The second part derived the balanced growth path, which is characterized by constant health status and a constant public–private capital ratio. Stability and uniqueness of the equilibrium were also established. In contrast to the existing literature, an autonomous increase in the adult survival rate was shown (despite positive direct effects through savings and labor supply) to have an ambiguous effect on growth, mainly because of the congestion effect associated with the higher private capital stock. This result is important because it provides yet another reason as to why empirical studies have had difficulty establishing a robust impact of life expectancy on growth and standards of living (see Acemoglu and Johnson 2007; Finlay 2007; Ashraf et al. 2008).

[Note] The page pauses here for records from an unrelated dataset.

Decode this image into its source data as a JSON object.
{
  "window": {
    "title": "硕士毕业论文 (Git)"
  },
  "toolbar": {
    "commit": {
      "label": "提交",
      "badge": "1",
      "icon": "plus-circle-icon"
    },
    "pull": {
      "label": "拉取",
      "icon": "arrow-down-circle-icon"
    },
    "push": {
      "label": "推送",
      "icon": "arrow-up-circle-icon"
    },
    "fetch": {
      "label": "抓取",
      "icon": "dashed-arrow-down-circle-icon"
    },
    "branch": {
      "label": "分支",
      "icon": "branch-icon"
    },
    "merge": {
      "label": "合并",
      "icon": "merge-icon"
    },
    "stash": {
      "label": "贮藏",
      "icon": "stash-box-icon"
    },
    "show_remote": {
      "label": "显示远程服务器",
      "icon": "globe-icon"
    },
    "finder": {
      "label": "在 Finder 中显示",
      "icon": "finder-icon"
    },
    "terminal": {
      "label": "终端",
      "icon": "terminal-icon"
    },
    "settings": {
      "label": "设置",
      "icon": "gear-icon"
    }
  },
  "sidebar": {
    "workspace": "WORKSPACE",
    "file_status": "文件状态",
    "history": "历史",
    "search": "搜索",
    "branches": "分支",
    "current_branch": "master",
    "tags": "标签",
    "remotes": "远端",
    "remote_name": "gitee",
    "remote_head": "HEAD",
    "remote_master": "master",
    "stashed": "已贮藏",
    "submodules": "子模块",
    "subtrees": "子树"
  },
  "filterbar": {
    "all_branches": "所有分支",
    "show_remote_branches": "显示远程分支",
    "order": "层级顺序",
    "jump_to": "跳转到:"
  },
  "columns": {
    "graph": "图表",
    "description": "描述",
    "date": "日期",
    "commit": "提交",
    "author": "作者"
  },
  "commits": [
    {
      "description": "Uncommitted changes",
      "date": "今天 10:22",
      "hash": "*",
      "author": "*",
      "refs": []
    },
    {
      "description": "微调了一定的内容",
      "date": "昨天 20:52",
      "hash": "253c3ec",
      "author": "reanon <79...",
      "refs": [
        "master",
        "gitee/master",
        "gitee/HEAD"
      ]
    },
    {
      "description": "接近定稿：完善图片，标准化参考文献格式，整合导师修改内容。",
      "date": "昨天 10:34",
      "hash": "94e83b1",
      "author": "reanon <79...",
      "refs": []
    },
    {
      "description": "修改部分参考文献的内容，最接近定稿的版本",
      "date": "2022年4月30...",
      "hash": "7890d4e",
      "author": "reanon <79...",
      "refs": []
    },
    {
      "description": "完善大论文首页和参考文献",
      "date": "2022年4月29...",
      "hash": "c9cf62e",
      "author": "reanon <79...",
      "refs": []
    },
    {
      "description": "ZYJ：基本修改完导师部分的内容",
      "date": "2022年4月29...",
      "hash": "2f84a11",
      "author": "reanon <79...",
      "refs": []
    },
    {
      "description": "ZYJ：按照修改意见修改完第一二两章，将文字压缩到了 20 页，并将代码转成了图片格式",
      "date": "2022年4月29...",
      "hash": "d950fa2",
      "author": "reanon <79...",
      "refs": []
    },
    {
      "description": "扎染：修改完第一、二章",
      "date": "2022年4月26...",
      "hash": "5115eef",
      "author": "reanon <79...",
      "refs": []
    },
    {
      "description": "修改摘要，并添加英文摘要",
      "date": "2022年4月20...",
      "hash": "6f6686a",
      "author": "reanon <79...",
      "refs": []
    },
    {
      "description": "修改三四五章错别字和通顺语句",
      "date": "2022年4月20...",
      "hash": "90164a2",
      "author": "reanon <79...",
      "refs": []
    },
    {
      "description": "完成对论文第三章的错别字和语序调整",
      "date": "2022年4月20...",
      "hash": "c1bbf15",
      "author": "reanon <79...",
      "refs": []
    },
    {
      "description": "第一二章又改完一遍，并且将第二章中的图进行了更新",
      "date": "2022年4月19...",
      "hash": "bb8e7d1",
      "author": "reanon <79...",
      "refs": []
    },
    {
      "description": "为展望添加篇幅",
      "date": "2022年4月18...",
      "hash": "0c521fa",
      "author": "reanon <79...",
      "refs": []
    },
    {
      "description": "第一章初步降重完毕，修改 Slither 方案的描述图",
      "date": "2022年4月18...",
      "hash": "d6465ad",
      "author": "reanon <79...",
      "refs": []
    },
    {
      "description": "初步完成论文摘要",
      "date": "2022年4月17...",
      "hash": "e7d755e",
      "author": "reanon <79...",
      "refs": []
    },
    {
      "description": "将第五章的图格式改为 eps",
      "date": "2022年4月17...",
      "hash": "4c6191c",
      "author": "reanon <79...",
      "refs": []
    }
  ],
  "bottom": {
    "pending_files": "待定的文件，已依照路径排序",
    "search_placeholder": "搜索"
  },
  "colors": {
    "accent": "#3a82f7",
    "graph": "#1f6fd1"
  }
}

The third part of the paper endogenized the adult survival probability by relating it directly to (average) health status. Multiple equilibrium growth rates were shown to be possible, implying that the limiting outcome of the economy depends critically on initial conditions. The role of public policy in that context was also examined; it was shown that an increase in either spending on health or infrastructure may get the economy on a convergent path to a high-growth equilibrium with improved health and labor efficiency outcomes. However, this can only occur only if the quality of public spending is sufficiently high. Consequently, a growth strategy based on increased public expenditure may require the simultaneous implementation of far-reaching governance reforms to allow a country to escape from the type of “health-induced poverty traps”identified in this paper.